I'm not trying to pick a fight with urologic or cancer surgeons, but rather to help prostate-cancer patients have expectations that are more realistic. "Patients live a long time after treatment and many die with, rather than from, prostate cancer," notes Dr. Gore. "It's critical that they participate in shared decision making with their physicians so they don't come out of the process with regret."
I had no regrets. At first. I spent one night in the hospital, and 5 days later I taught a 3-hour class. Soon I'd quit inserting pink panty liners into my boxers. And urination became a reclaimed pleasure: I could whizz like a racehorse, just like in my teens.
As for what's clinically called "restoration of sexual function," here's my official report: I dunno. My marriage was a mess, so you can imagine the amount of sexual healing that didn't happen. But plenty of guys' marriages are, you know, meh just okay. So I wonder: Do a lot of wives think this is a dandy time to close up shop? How many other wives make it a habit to come to bed long after he's asleep?
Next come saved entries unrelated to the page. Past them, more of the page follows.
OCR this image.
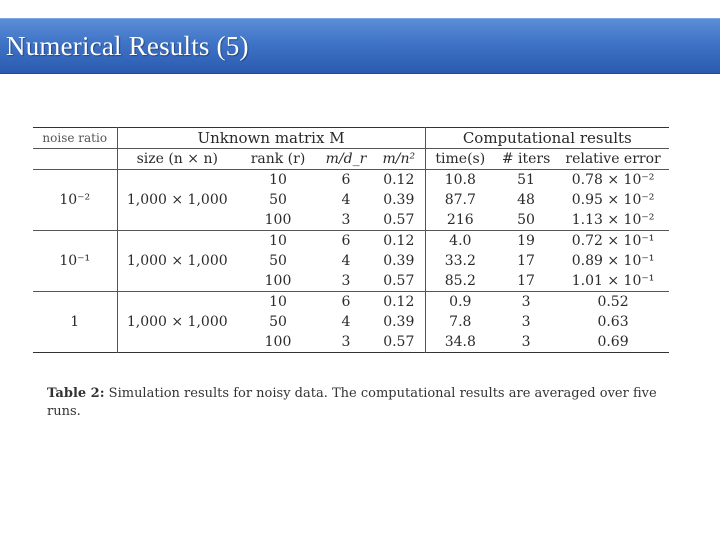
Numerical Results (5)
noise ratio	Unknown matrix M				Computational results		
	size (n × n)	rank (r)	m/d_r	m/n²	time(s)	# iters	relative error
10⁻²	1,000 × 1,000	10	6	0.12	10.8	51	0.78 × 10⁻²
		50	4	0.39	87.7	48	0.95 × 10⁻²
		100	3	0.57	216	50	1.13 × 10⁻²
10⁻¹	1,000 × 1,000	10	6	0.12	4.0	19	0.72 × 10⁻¹
		50	4	0.39	33.2	17	0.89 × 10⁻¹
		100	3	0.57	85.2	17	1.01 × 10⁻¹
1	1,000 × 1,000	10	6	0.12	0.9	3	0.52
		50	4	0.39	7.8	3	0.63
		100	3	0.57	34.8	3	0.69
Table 2: Simulation results for noisy data. The computational results are averaged over five runs.
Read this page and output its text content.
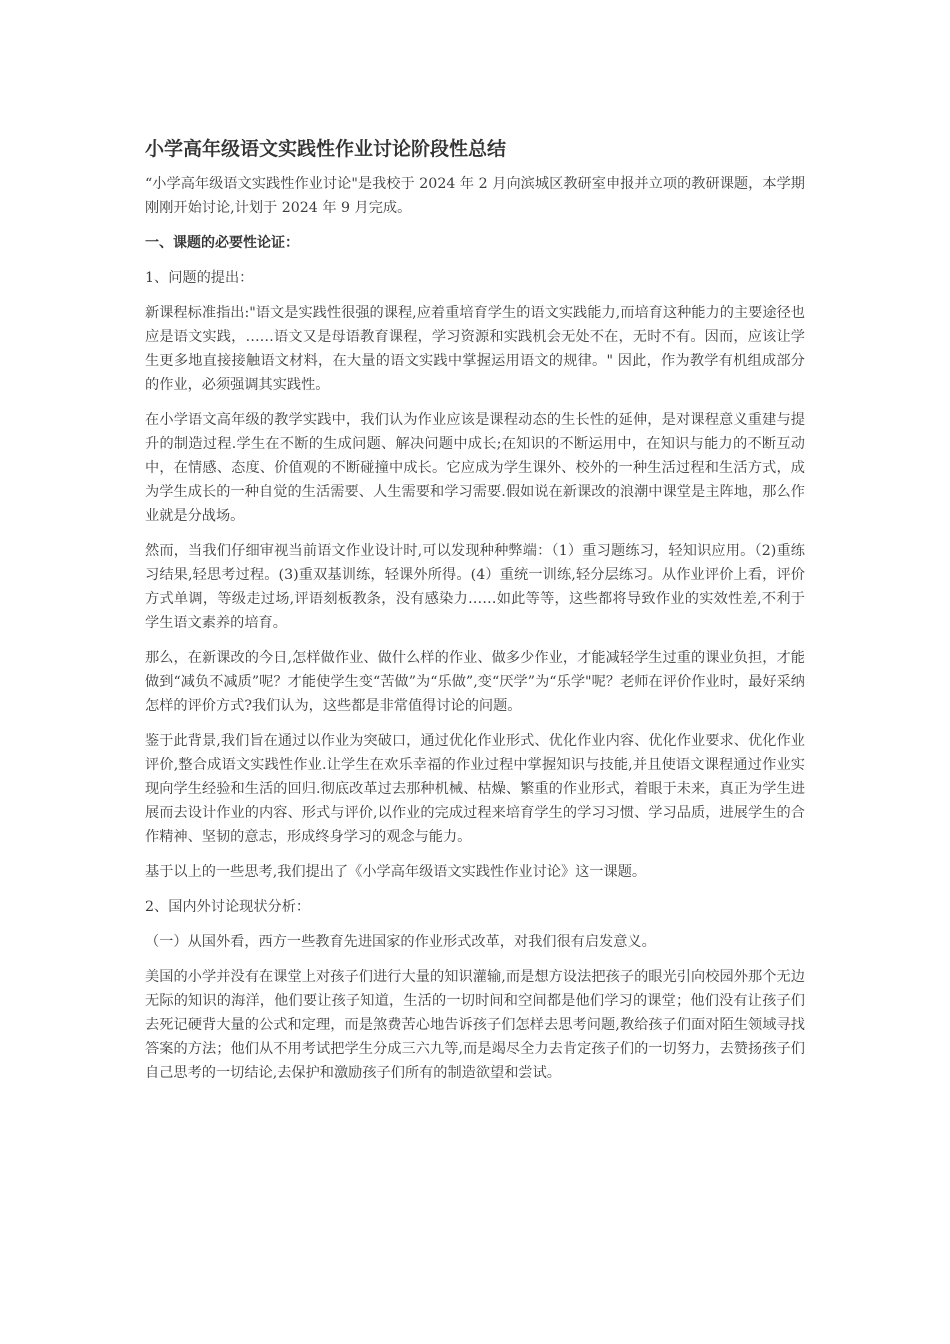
小学高年级语文实践性作业讨论阶段性总结

“小学高年级语文实践性作业讨论"是我校于 2024 年 2 月向滨城区教研室申报并立项的教研课题，本学期刚刚开始讨论,计划于 2024 年 9 月完成。

一、课题的必要性论证：

1、问题的提出：

新课程标准指出:"语文是实践性很强的课程,应着重培育学生的语文实践能力,而培育这种能力的主要途径也应是语文实践，……语文又是母语教育课程，学习资源和实践机会无处不在，无时不有。因而，应该让学生更多地直接接触语文材料，在大量的语文实践中掌握运用语文的规律。" 因此，作为教学有机组成部分的作业，必须强调其实践性。

在小学语文高年级的教学实践中，我们认为作业应该是课程动态的生长性的延伸，是对课程意义重建与提升的制造过程.学生在不断的生成问题、解决问题中成长;在知识的不断运用中，在知识与能力的不断互动中，在情感、态度、价值观的不断碰撞中成长。它应成为学生课外、校外的一种生活过程和生活方式，成为学生成长的一种自觉的生活需要、人生需要和学习需要.假如说在新课改的浪潮中课堂是主阵地，那么作业就是分战场。

然而，当我们仔细审视当前语文作业设计时,可以发现种种弊端：（1）重习题练习，轻知识应用。（2)重练习结果,轻思考过程。(3)重双基训练，轻课外所得。(4）重统一训练,轻分层练习。从作业评价上看，评价方式单调，等级走过场,评语刻板教条，没有感染力……如此等等，这些都将导致作业的实效性差,不利于学生语文素养的培育。

那么，在新课改的今日,怎样做作业、做什么样的作业、做多少作业，才能减轻学生过重的课业负担，才能做到“减负不减质”呢？才能使学生变“苦做”为“乐做”,变“厌学”为“乐学"呢？老师在评价作业时，最好采纳怎样的评价方式?我们认为，这些都是非常值得讨论的问题。

鉴于此背景,我们旨在通过以作业为突破口，通过优化作业形式、优化作业内容、优化作业要求、优化作业评价,整合成语文实践性作业.让学生在欢乐幸福的作业过程中掌握知识与技能,并且使语文课程通过作业实现向学生经验和生活的回归.彻底改革过去那种机械、枯燥、繁重的作业形式，着眼于未来，真正为学生进展而去设计作业的内容、形式与评价,以作业的完成过程来培育学生的学习习惯、学习品质，进展学生的合作精神、坚韧的意志，形成终身学习的观念与能力。

基于以上的一些思考,我们提出了《小学高年级语文实践性作业讨论》这一课题。

2、国内外讨论现状分析：

（一）从国外看，西方一些教育先进国家的作业形式改革，对我们很有启发意义。

美国的小学并没有在课堂上对孩子们进行大量的知识灌输,而是想方设法把孩子的眼光引向校园外那个无边无际的知识的海洋，他们要让孩子知道，生活的一切时间和空间都是他们学习的课堂；他们没有让孩子们去死记硬背大量的公式和定理，而是煞费苦心地告诉孩子们怎样去思考问题,教给孩子们面对陌生领域寻找答案的方法；他们从不用考试把学生分成三六九等,而是竭尽全力去肯定孩子们的一切努力，去赞扬孩子们自己思考的一切结论,去保护和激励孩子们所有的制造欲望和尝试。
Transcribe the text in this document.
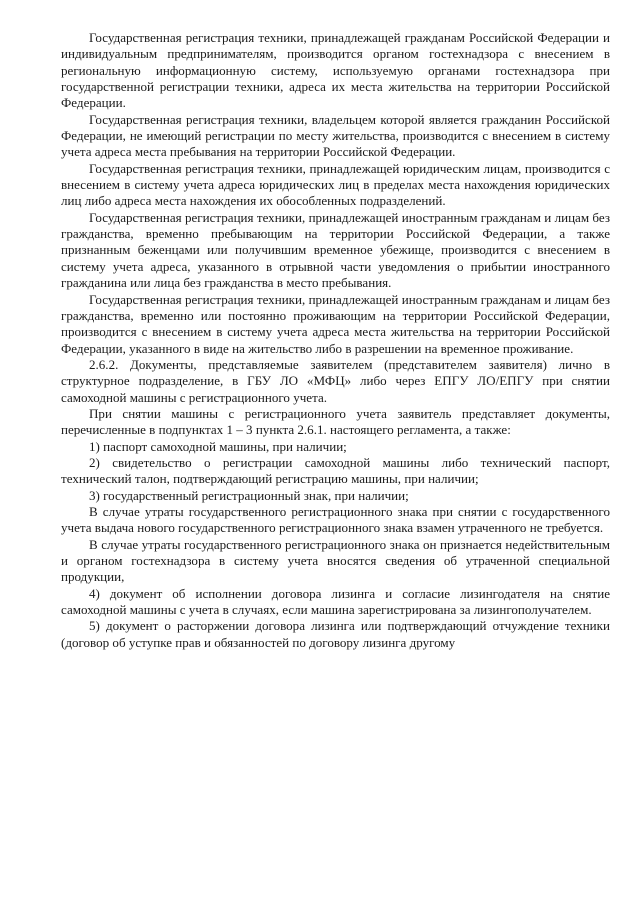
Государственная регистрация техники, принадлежащей гражданам Российской Федерации и индивидуальным предпринимателям, производится органом гостехнадзора с внесением в региональную информационную систему, используемую органами гостехнадзора при государственной регистрации техники, адреса их места жительства на территории Российской Федерации.

Государственная регистрация техники, владельцем которой является гражданин Российской Федерации, не имеющий регистрации по месту жительства, производится с внесением в систему учета адреса места пребывания на территории Российской Федерации.

Государственная регистрация техники, принадлежащей юридическим лицам, производится с внесением в систему учета адреса юридических лиц в пределах места нахождения юридических лиц либо адреса места нахождения их обособленных подразделений.

Государственная регистрация техники, принадлежащей иностранным гражданам и лицам без гражданства, временно пребывающим на территории Российской Федерации, а также признанным беженцами или получившим временное убежище, производится с внесением в систему учета адреса, указанного в отрывной части уведомления о прибытии иностранного гражданина или лица без гражданства в место пребывания.

Государственная регистрация техники, принадлежащей иностранным гражданам и лицам без гражданства, временно или постоянно проживающим на территории Российской Федерации, производится с внесением в систему учета адреса места жительства на территории Российской Федерации, указанного в виде на жительство либо в разрешении на временное проживание.

2.6.2. Документы, представляемые заявителем (представителем заявителя) лично в структурное подразделение, в ГБУ ЛО «МФЦ» либо через ЕПГУ ЛО/ЕПГУ при снятии самоходной машины с регистрационного учета.

При снятии машины с регистрационного учета заявитель представляет документы, перечисленные в подпунктах 1 – 3 пункта 2.6.1. настоящего регламента, а также:

1) паспорт самоходной машины, при наличии;

2) свидетельство о регистрации самоходной машины либо технический паспорт, технический талон, подтверждающий регистрацию машины, при наличии;

3) государственный регистрационный знак, при наличии;

В случае утраты государственного регистрационного знака при снятии с государственного учета выдача нового государственного регистрационного знака взамен утраченного не требуется.

В случае утраты государственного регистрационного знака он признается недействительным и органом гостехнадзора в систему учета вносятся сведения об утраченной специальной продукции,

4) документ об исполнении договора лизинга и согласие лизингодателя на снятие самоходной машины с учета в случаях, если машина зарегистрирована за лизингополучателем.

5) документ о расторжении договора лизинга или подтверждающий отчуждение техники (договор об уступке прав и обязанностей по договору лизинга другому
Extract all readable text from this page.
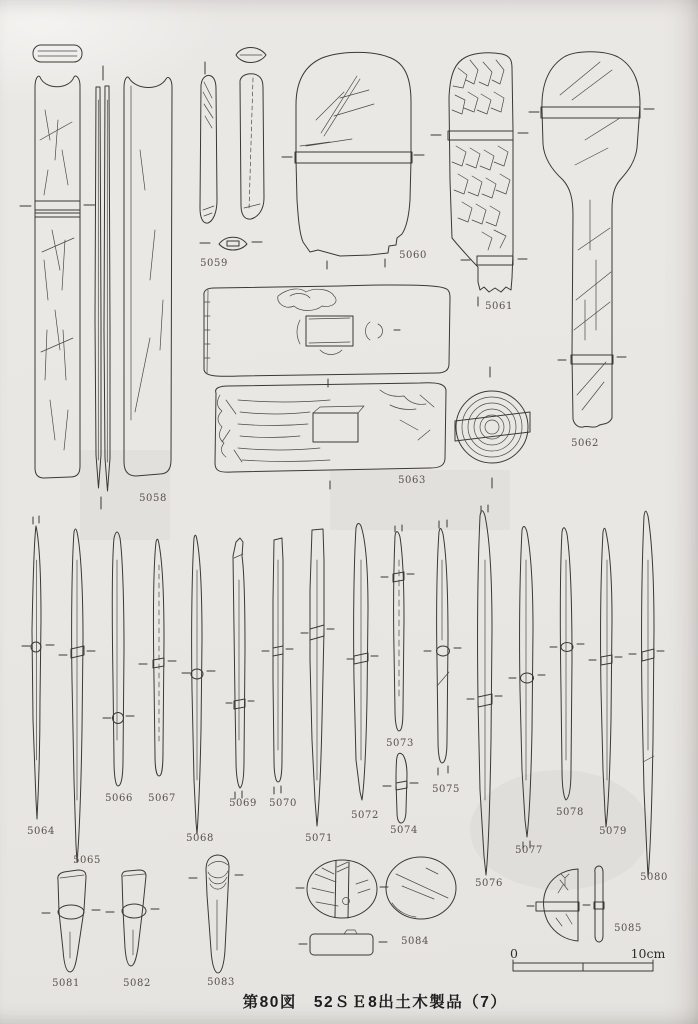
5058
5059
5060
5061
5062
5063
5064
5065
5066 5067
5068
5069 5070
5071
5072
5073
5074
5075
5076
5077
5078
5079
5080
5081	5082	5083
5084
5085
0	10cm
第80図　52ＳＥ8出土木製品（7）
I also wonder how much of the sexual wreckage is more than just nerve damage. Without any ejaculate, I feel like a broken toy. Like a water pistol that squirts jelly. (Or nothing.) If love ever comes my way again, I'll sort of dread it. I'll be a spectator at my own sexual rehab, and we all know what that does for an erection.
While wondering whether I'd ever again throw the high hard one, I read everything I could about prostate cancer. Within weeks I was filled with remorse. In early August less than 2 months post-op the USA Preventive Services Task Force, the nation's leading independent panel of experts in prevention and primary care, said doctors should no longer screen for prostate cancer in men age 75 and older. At that age, the panel reasoned, the harms from treating the cancer outweigh the benefits.